Si las instituciones concedieran un premio al de «menos probabilidad de éxito», casi con toda seguridad Jesús habría sido el favorito para el premio. Nació fuera del matrimonio, de una madre sin renombre (Lucas 1-2), fue adoptado por un simple carpintero llamado José de Nazaret y todo el mundo sabía que de Nazaret no podía salir nada bueno (Juan 1:46). No tenía majestad externa ni aspecto hermoso que lo hiciera deseable (Isaías 53:2) y ni siquiera tenía un lugar donde recostar la cabeza (Mateo 8:20).

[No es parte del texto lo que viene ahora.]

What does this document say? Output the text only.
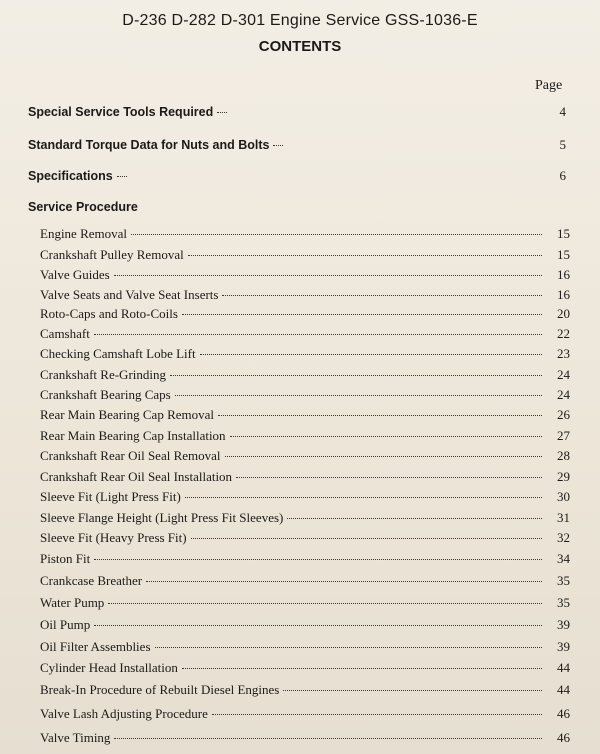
D-236 D-282 D-301 Engine Service GSS-1036-E
CONTENTS
Page
Special Service Tools Required	4
Standard Torque Data for Nuts and Bolts	5
Specifications	6
Service Procedure
Engine Removal	15
Crankshaft Pulley Removal	15
Valve Guides	16
Valve Seats and Valve Seat Inserts	16
Roto-Caps and Roto-Coils	20
Camshaft	22
Checking Camshaft Lobe Lift	23
Crankshaft Re-Grinding	24
Crankshaft Bearing Caps	24
Rear Main Bearing Cap Removal	26
Rear Main Bearing Cap Installation	27
Crankshaft Rear Oil Seal Removal	28
Crankshaft Rear Oil Seal Installation	29
Sleeve Fit (Light Press Fit)	30
Sleeve Flange Height (Light Press Fit Sleeves)	31
Sleeve Fit (Heavy Press Fit)	32
Piston Fit	34
Crankcase Breather	35
Water Pump	35
Oil Pump	39
Oil Filter Assemblies	39
Cylinder Head Installation	44
Break-In Procedure of Rebuilt Diesel Engines	44
Valve Lash Adjusting Procedure	46
Valve Timing	46
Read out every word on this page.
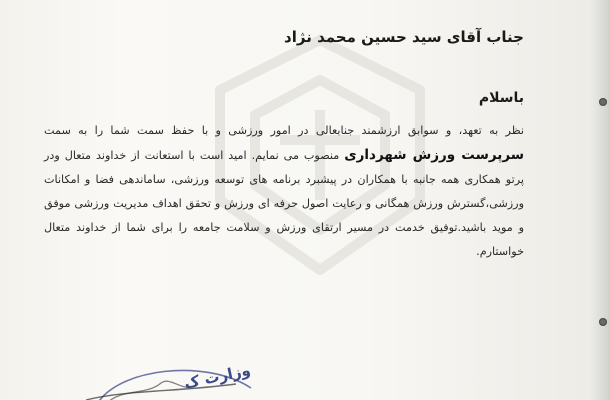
جناب آقای سید حسین محمد نژاد

باسلام

نظر به تعهد، و سوابق ارزشمند جنابعالی در امور ورزشی و با حفظ سمت شما را به سمت سرپرست ورزش شهرداری منصوب می نمایم. امید است با استعانت از خداوند متعال ودر پرتو همکاری همه جانبه با همکاران در پیشبرد برنامه های توسعه ورزشی، ساماندهی فضا و امکانات ورزشی،گسترش ورزش همگانی و رعایت اصول حرفه ای ورزش و تحقق اهداف مدیریت ورزشی موفق و موید باشید.توفیق خدمت در مسیر ارتقای ورزش و سلامت جامعه را برای شما از خداوند متعال خواستارم.

وزارت ک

Por si todo esto fuera poco, murió de la forma más vergonzosa que se pueda imaginar, como un criminal convicto por medio de la crucifixión (Juan 19).
El éxito de Jesús no se mide según el criterio del mundo porque Jesús no es de este mundo. El éxito o el fracaso de Su vida no puede evaluarse según los estándares del mundo, porque la vida que vivió y el Reino que construye no son de este mundo. Pero al no ser de este mundo, Jesús es el perfecto Salvador para este mundo. Si Adán y Eva pusieron al mundo patas arriba cuando se aferraron a la igualdad con Dios, fue Jesús quien puso al mundo patas arriba cuando «no consideró el ser igual a Dios como algo a qué aferrarse». Si Adán y Eva pusieron al mundo patas arriba al envanecerse de orgullo, fue Jesús quien enderezó al mundo cuando «se despojó a sí mismo tomando forma de siervo». Si Adán y Eva pusieron al mundo patas arriba al desobedecer el mandamiento de Dios, fue Jesús quien lo enderezó «haciéndose obediente hasta la muerte, y muerte de cruz» (Filipenses 2:6-8).

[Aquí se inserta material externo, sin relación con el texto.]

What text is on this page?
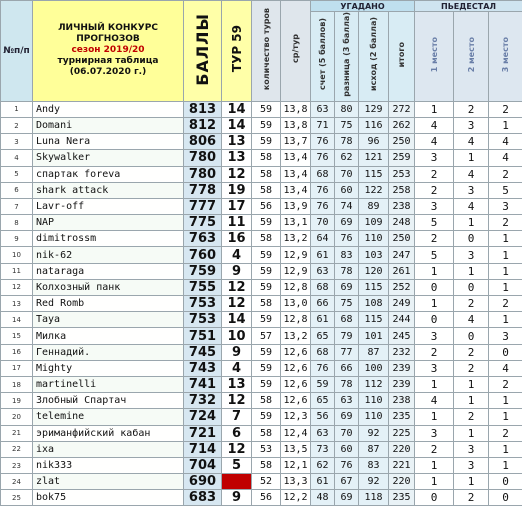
№п/п	ЛИЧНЫЙ КОНКУРС
ПРОГНОЗОВ
сезон 2019/20
турнирная таблица
(06.07.2020 г.)	БАЛЛЫ	ТУР 59	количество туров	ср/тур	УГАДАНО				ПЬЕДЕСТАЛ		
						счет (5 баллов)	разница (3 балла)	исход (2 балла)	итого	1 место	2 место	3 место
1	Andy	813	14	59	13,8	63	80	129	272	1	2	2
2	Domani	812	14	59	13,8	71	75	116	262	4	3	1
3	Luna Nera	806	13	59	13,7	76	78	96	250	4	4	4
4	Skywalker	780	13	58	13,4	76	62	121	259	3	1	4
5	спартак foreva	780	12	58	13,4	68	70	115	253	2	4	2
6	shark attack	778	19	58	13,4	76	60	122	258	2	3	5
7	Lavr-off	777	17	56	13,9	76	74	89	238	3	4	3
8	NAP	775	11	59	13,1	70	69	109	248	5	1	2
9	dimitrossm	763	16	58	13,2	64	76	110	250	2	0	1
10	nik-62	760	4	59	12,9	61	83	103	247	5	3	1
11	nataraga	759	9	59	12,9	63	78	120	261	1	1	1
12	Колхозный панк	755	12	59	12,8	68	69	115	252	0	0	1
13	Red Romb	753	12	58	13,0	66	75	108	249	1	2	2
14	Taya	753	14	59	12,8	61	68	115	244	0	4	1
15	Милка	751	10	57	13,2	65	79	101	245	3	0	3
16	Геннадий.	745	9	59	12,6	68	77	87	232	2	2	0
17	Mighty	743	4	59	12,6	76	66	100	239	3	2	4
18	martinelli	741	13	59	12,6	59	78	112	239	1	1	2
19	Злобный Спартач	732	12	58	12,6	65	63	110	238	4	1	1
20	telemine	724	7	59	12,3	56	69	110	235	1	2	1
21	эриманфийский кабан	721	6	58	12,4	63	70	92	225	3	1	2
22	ixa	714	12	53	13,5	73	60	87	220	2	3	1
23	nik333	704	5	58	12,1	62	76	83	221	1	3	1
24	zlat	690		52	13,3	61	67	92	220	1	1	0
25	bok75	683	9	56	12,2	48	69	118	235	0	2	0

El hombre más exitoso que jamás haya existido parecía un fracaso a los ojos del mundo, pero a los ojos del Padre era un verdadero éxito, y el Padre «le exaltó hasta lo sumo, y le confirió el nombre que es sobre todo nombre» (Filipenses 2:9). La cruz es necedad para los gentiles y piedra de tropiezo para los judíos. Pero para los que son salvos, es la definición del verdadero éxito (1 Corintios 1:18, 22-24).